Editor’s note: This post is part of a new series about the impacts natural disasters have on a region’s public health, economic activity, and individual decision-making. While the papers cited in the posts extend beyond natural disasters in Texas, the results will be contextualized to the state’s population. For more about this series, click here.
The third paper of this blog series, “Natural Disasters and Willingness to Pay for Reliable Electricity: The 2021 Winter Storm in Texas as a Natural Experiment,” is one of the first academic studies of Winter Storm Uri that shocked Texas’ electrical grid in February 2021. Researchers from the University of Houston’s Hobby School of Public Affairs fielded an online survey one month after the freeze. The sample consisted of 1,500 residents across the state who were asked about their experiences during the storm and their subsequent opinions regarding proposed changes to Texas’ electric system.
The researchers implemented a choice experiment, where they prompted respondents to select between bundles that included: (1) a policy change, (2) the cost of the change incurred by the individual in kilowatt hours (kWh), and (3) the policy’s effectiveness in terms of individual exposure to future power outages. The menu consisted of five policies that received significant attention after the storm, and each policy was randomly assigned a cost (from $0.00 to $0.06 more per kWh paid by the individual) and effectiveness (from 0 to 12+ hours of potential power outages) (Figure 1). The survey repeated this exercise four times for each respondent.
As expected, Texans prefer options that generate lower costs and fewer outages. There is a clear consensus for proactive measures to protect against future grid vulnerability, and the most popular option is to winterize the system (see table).
Policy preferences vary, however, depending on respondents’ experiences during Winter Storm Uri. In particular, individuals who never lost power are more likely to prefer increasing the renewable energy supply or requiring a minimum reserve capacity compared with those who experienced rolling blackouts. Respondents who suffered longer-than-average outages are more likely to prefer merging the Texas grid with one of the two national grids.
Using a mixed logit model, the researchers estimate individuals’ willingness to pay for each policy proposal. Despite disproportionate exposure to the electrical grid’s failure, respondents experiencing above-average outages are less willing to pay for all measures (Figure 2). The authors discuss the possibility that negative experiences during Winter Storm Uri may have decreased individuals’ confidence in energy service providers, thereby making them less likely to trust the competence of institutions and the effectiveness of policy in general.
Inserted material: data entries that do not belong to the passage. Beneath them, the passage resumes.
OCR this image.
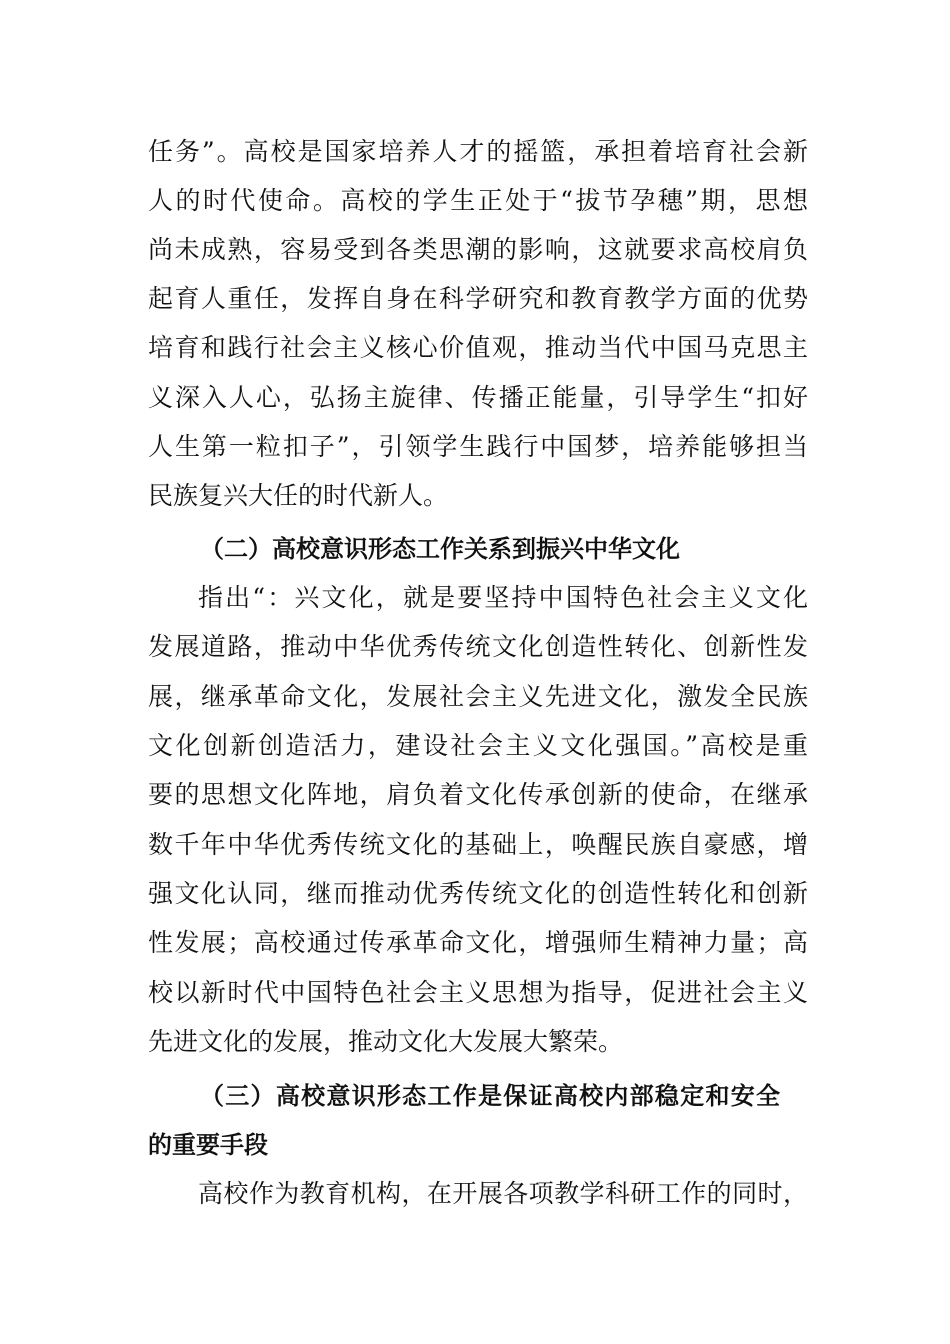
任务”。高校是国家培养人才的摇篮，承担着培育社会新

人的时代使命。高校的学生正处于“拔节孕穗”期，思想

尚未成熟，容易受到各类思潮的影响，这就要求高校肩负

起育人重任，发挥自身在科学研究和教育教学方面的优势

培育和践行社会主义核心价值观，推动当代中国马克思主

义深入人心，弘扬主旋律、传播正能量，引导学生“扣好

人生第一粒扣子”，引领学生践行中国梦，培养能够担当

民族复兴大任的时代新人。

（二）高校意识形态工作关系到振兴中华文化

指出“：兴文化，就是要坚持中国特色社会主义文化

发展道路，推动中华优秀传统文化创造性转化、创新性发

展，继承革命文化，发展社会主义先进文化，激发全民族

文化创新创造活力，建设社会主义文化强国。”高校是重

要的思想文化阵地，肩负着文化传承创新的使命，在继承

数千年中华优秀传统文化的基础上，唤醒民族自豪感，增

强文化认同，继而推动优秀传统文化的创造性转化和创新

性发展；高校通过传承革命文化，增强师生精神力量；高

校以新时代中国特色社会主义思想为指导，促进社会主义

先进文化的发展，推动文化大发展大繁荣。

（三）高校意识形态工作是保证高校内部稳定和安全

的重要手段

高校作为教育机构，在开展各项教学科研工作的同时，
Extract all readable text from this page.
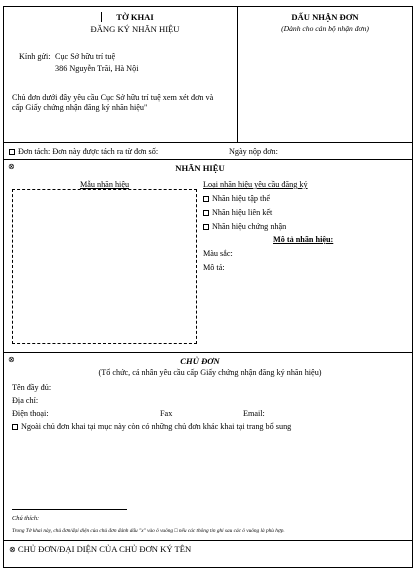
TỜ KHAI
ĐĂNG KÝ NHÃN HIỆU
Kính gửi: Cục Sở hữu trí tuệ
386 Nguyễn Trãi, Hà Nội
Chủ đơn dưới đây yêu cầu Cục Sở hữu trí tuệ xem xét đơn và
cấp Giấy chứng nhận đăng ký nhãn hiệu"
DẤU NHẬN ĐƠN
(Dành cho cán bộ nhận đơn)
Đơn tách: Đơn này được tách ra từ đơn số:	Ngày nộp đơn:
⊗	NHÃN HIỆU
Mẫu nhãn hiệu	Loại nhãn hiệu yêu cầu đăng ký
Nhãn hiệu tập thể
Nhãn hiệu liên kết
Nhãn hiệu chứng nhận
Mô tả nhãn hiệu:
Màu sắc:
Mô tả:
⊗	CHỦ ĐƠN
(Tổ chức, cá nhân yêu cầu cấp Giấy chứng nhận đăng ký nhãn hiệu)
Tên đầy đủ:
Địa chỉ:
Điện thoại:	Fax	Email:
Ngoài chủ đơn khai tại mục này còn có những chủ đơn khác khai tại trang bổ sung
Chú thích:
Trong Tờ khai này, chủ đơn/đại diện của chủ đơn đánh dấu "x" vào ô vuông □ nếu các thông tin ghi sau các ô vuông là phù hợp.
⊗ CHỦ ĐƠN/ĐẠI DIỆN CỦA CHỦ ĐƠN KÝ TÊN
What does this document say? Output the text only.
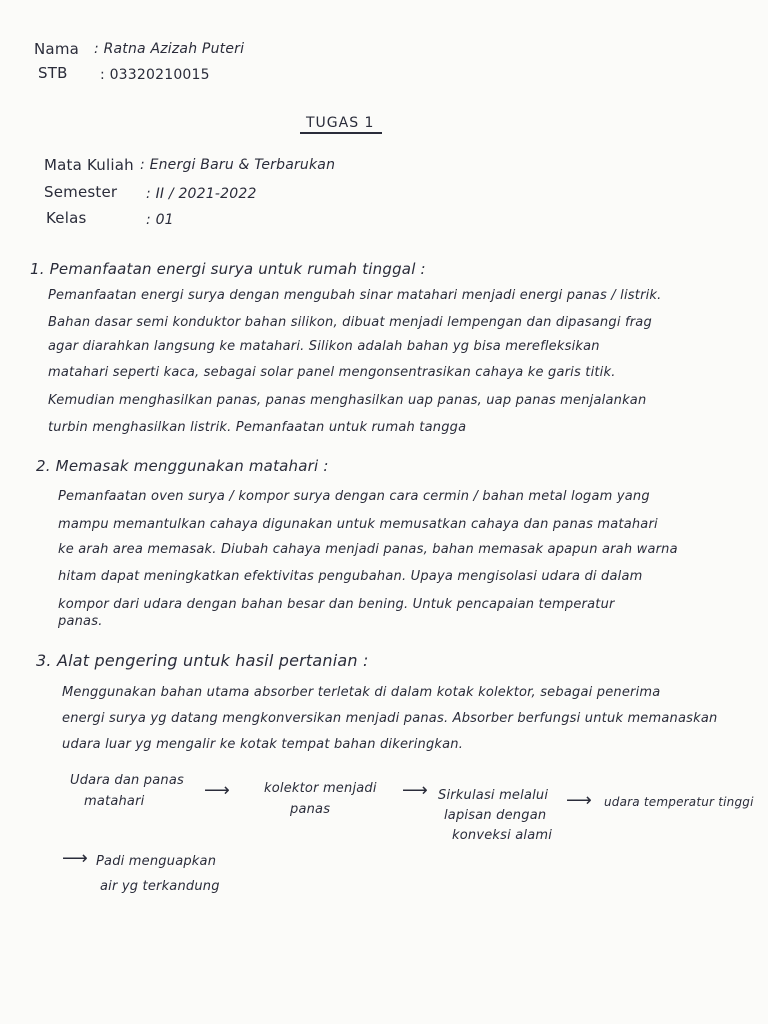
Nama : Ratna Azizah Puteri
STB : 03320210015
TUGAS 1
Mata Kuliah : Energi Baru & Terbarukan
Semester : II / 2021-2022
Kelas	: 01
1. Pemanfaatan energi surya untuk rumah tinggal :
Pemanfaatan energi surya dengan mengubah sinar matahari menjadi energi panas / listrik.
Bahan dasar semi konduktor bahan silikon, dibuat menjadi lempengan dan dipasangi frag
agar diarahkan langsung ke matahari. Silikon adalah bahan yg bisa merefleksikan
matahari seperti kaca, sebagai solar panel mengonsentrasikan cahaya ke garis titik.
Kemudian menghasilkan panas, panas menghasilkan uap panas, uap panas menjalankan
turbin menghasilkan listrik. Pemanfaatan untuk rumah tangga
2. Memasak menggunakan matahari :
Pemanfaatan oven surya / kompor surya dengan cara cermin / bahan metal logam yang
mampu memantulkan cahaya digunakan untuk memusatkan cahaya dan panas matahari
ke arah area memasak. Diubah cahaya menjadi panas, bahan memasak apapun arah warna
hitam dapat meningkatkan efektivitas pengubahan. Upaya mengisolasi udara di dalam
kompor dari udara dengan bahan besar dan bening. Untuk pencapaian temperatur
panas.
3. Alat pengering untuk hasil pertanian :
Menggunakan bahan utama absorber terletak di dalam kotak kolektor, sebagai penerima
energi surya yg datang mengkonversikan menjadi panas. Absorber berfungsi untuk memanaskan
udara luar yg mengalir ke kotak tempat bahan dikeringkan.
Udara dan panas
matahari
⟶	kolektor menjadi
panas
⟶ Sirkulasi melalui
lapisan dengan
konveksi alami
⟶ udara temperatur tinggi
⟶ Padi menguapkan
air yg terkandung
Indeed, households who suffered longer-than-average outages are more likely to blame electricity producers and the government for the blackouts compared with those who suffered shorter or no outages.
Winter Storm Uri revealed the vulnerabilities of Texas’ electrical grid and prompted a discussion of how to protect against extreme weather that has persisted two years after the storm. With an array of policy proposals heading into the 2023 legislative session, it is imperative that leaders maintain a pulse on public opinion and understand how that pulse was impacted by individual experiences during the disaster.